Populate it with provider credentials and runtime configuration:

LOCAL_DEPLOYMENT_URL=http://host.docker.internal:8001/v1
DEEPSEEK_API_KEY=your-deepseek-api-key
GEMINI_API_KEY=your-gemini-api-key
DB_HOST=localhost
DB_NAME=freeinference_db
DB_USER=postgres
DB_PASSWORD=postgres
JWT_SECRET_KEY=replace-me
API_KEY_SECRET=replace-me

Run Locally

# Development server with reload on port 8080
uvicorn serving.servers.app:app --reload --host 0.0.0.0 --port 8080

# Alternate: respect PORT env var
PORT=9000 uvicorn serving.servers.app:app --host 0.0.0.0 --port $PORT

When the app starts it will:

Load environment variables (dotenv).
Register models from config/models.yaml.
Apply routing overrides from config/routing.yaml if present.
Initialize the PostgreSQL database logger and operational store.

Quick Checks

# Health
curl http://localhost:8080/health

# Models (OpenRouter schema)
curl http://localhost:8080/v1/models | jq

# Chat completion
env \
  http_proxy= \
  curl -X POST http://localhost:8080/v1/chat/completions \
    -H "Content-Type: application/json" \
    -d '{
          "messages": [{"role": "user", "content": "Ping"}],
          "max_tokens": 64
        }'

Production Deployment

All services run via Docker Compose. Nginx on the host terminates TLS; Cloudflare provides CDN and DDoS protection in front of Nginx.

make up      # Start all services
make ps      # Verify health

Runtime operations:

Restart: make restart or make restart s=backend
Logs: make logs or make logs s=backend

See Deployment for the full guide.

Health: curl https://freeinference.org/health

API Surface

Method	Path	Auth	Description
GET	`/v1/models`	API key	Enumerate available models with OpenRouter metadata
POST	`/v1/chat/completions`	API key	OpenRouter/OpenAI-compatible chat completion
GET	`/health`	Public	Liveness and dependency checks
GET	`/routing`	Public	Current routing weights for each model
GET	`/admin/routing`	Admin	Admin-authenticated alias of `/routing`
GET	`/admin/stats`	Admin	Aggregated usage statistics. The previous unauthenticated `/stats` alias has been removed; use this endpoint instead.

Example Requests

# Streaming response
env \
  http_proxy= \
  curl -N -X POST http://localhost:8080/v1/chat/completions \
    -H "Content-Type: application/json" \
    -d '{
          "model": "deepseek-chat",
          "messages": [
            {"role": "system", "content": "You are a helpful assistant."},
            {"role": "user", "content": "Describe the architecture."}
          ],
          "stream": true,
          "temperature": 0.7,
          "max_tokens": 256
        }'

Logging and Metrics

Logs and operational state go to PostgreSQL. Connection parameters come from DB_HOST, DB_PORT, DB_NAME, DB_USER, and DB_PASSWORD.

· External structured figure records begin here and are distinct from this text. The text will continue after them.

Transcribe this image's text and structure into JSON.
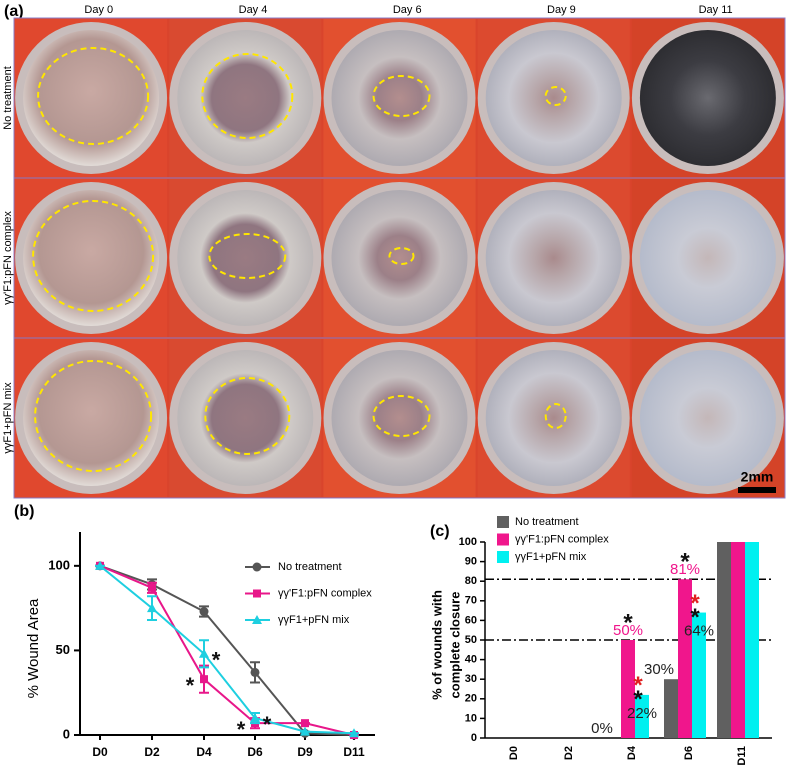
{
  "panel_a": {
    "label": "(a)",
    "days": [
      "Day 0",
      "Day 4",
      "Day 6",
      "Day 9",
      "Day  11"
    ],
    "rows": [
      "No treatment",
      "γγ'F1:pFN complex",
      "γγF1+pFN mix"
    ],
    "scale_bar": "2mm"
  },
  "chart_data": [
    {
      "type": "line",
      "panel_label": "(b)",
      "y_label": "% Wound Area",
      "categories": [
        "D0",
        "D2",
        "D4",
        "D6",
        "D9",
        "D11"
      ],
      "ylim": [
        0,
        120
      ],
      "yticks": [
        0,
        50,
        100
      ],
      "series": [
        {
          "name": "No treatment",
          "color": "#555555",
          "marker": "circle",
          "values": [
            100,
            89,
            73,
            37,
            1,
            0
          ],
          "errors": [
            0,
            3,
            3,
            6,
            0,
            0
          ]
        },
        {
          "name": "γγ'F1:pFN complex",
          "color": "#e8178a",
          "marker": "square",
          "values": [
            100,
            87,
            33,
            7,
            7,
            0
          ],
          "errors": [
            0,
            3,
            8,
            3,
            0,
            0
          ]
        },
        {
          "name": "γγF1+pFN mix",
          "color": "#1ecfe0",
          "marker": "triangle",
          "values": [
            100,
            75,
            48,
            10,
            2,
            1
          ],
          "errors": [
            0,
            7,
            8,
            3,
            0,
            0
          ]
        }
      ],
      "significance": [
        {
          "label": "*",
          "category": 2,
          "series": 1,
          "color": "#111111"
        },
        {
          "label": "*",
          "category": 2,
          "series": 2,
          "color": "#111111"
        },
        {
          "label": "*",
          "category": 3,
          "series": 1,
          "color": "#111111"
        },
        {
          "label": "*",
          "category": 3,
          "series": 2,
          "color": "#111111"
        }
      ]
    },
    {
      "type": "bar",
      "panel_label": "(c)",
      "y_label": [
        "% of wounds with",
        "complete closure"
      ],
      "categories": [
        "D0",
        "D2",
        "D4",
        "D6",
        "D11"
      ],
      "ylim": [
        0,
        100
      ],
      "yticks": [
        0,
        10,
        20,
        30,
        40,
        50,
        60,
        70,
        80,
        90,
        100
      ],
      "reference_lines": [
        50,
        81
      ],
      "series": [
        {
          "name": "No treatment",
          "color": "#606060",
          "values": [
            0,
            0,
            0,
            30,
            100
          ],
          "value_labels": [
            null,
            null,
            "0%",
            "30%",
            null
          ],
          "label_color": "#222222"
        },
        {
          "name": "γγ'F1:pFN complex",
          "color": "#f0168c",
          "values": [
            0,
            0,
            50,
            81,
            100
          ],
          "value_labels": [
            null,
            null,
            "50%",
            "81%",
            null
          ],
          "label_color": "#f0168c"
        },
        {
          "name": "γγF1+pFN mix",
          "color": "#00f0f0",
          "values": [
            0,
            0,
            22,
            64,
            100
          ],
          "value_labels": [
            null,
            null,
            "22%",
            "64%",
            null
          ],
          "label_color": "#222222"
        }
      ],
      "significance": [
        {
          "label": "*",
          "category": 2,
          "series": 1,
          "color": "#111111"
        },
        {
          "label": "*",
          "category": 2,
          "series": 2,
          "color": "#e02020"
        },
        {
          "label": "*",
          "category": 2,
          "series": 2,
          "color": "#111111"
        },
        {
          "label": "*",
          "category": 3,
          "series": 1,
          "color": "#111111"
        },
        {
          "label": "*",
          "category": 3,
          "series": 2,
          "color": "#e02020"
        },
        {
          "label": "*",
          "category": 3,
          "series": 2,
          "color": "#111111"
        }
      ]
    }
  ]
}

Metrics: Prometheus instrumentation has been removed; structured logs in the configured database are the supported observability surface today.

Inspect logs (PostgreSQL backend):

docker exec -it hybridinference-postgres psql -U $DB_USER -d $DB_NAME \
  -c "SELECT model_id, COUNT(*) FROM api_logs GROUP BY model_id;"

Testing

# Fast unit/integration tests
pytest -m "not external" -q

# Focused server tests
pytest tests/servers/test_bootstrap.py -q

Troubleshooting

Port already in use: sudo lsof -ti :80 | xargs sudo kill -9
Missing models: Verify config/models.yaml contains the expected entries and that LOCAL_DEPLOYMENT_URL is reachable.
No logs written: Confirm PostgreSQL is reachable and the configured database credentials are correct.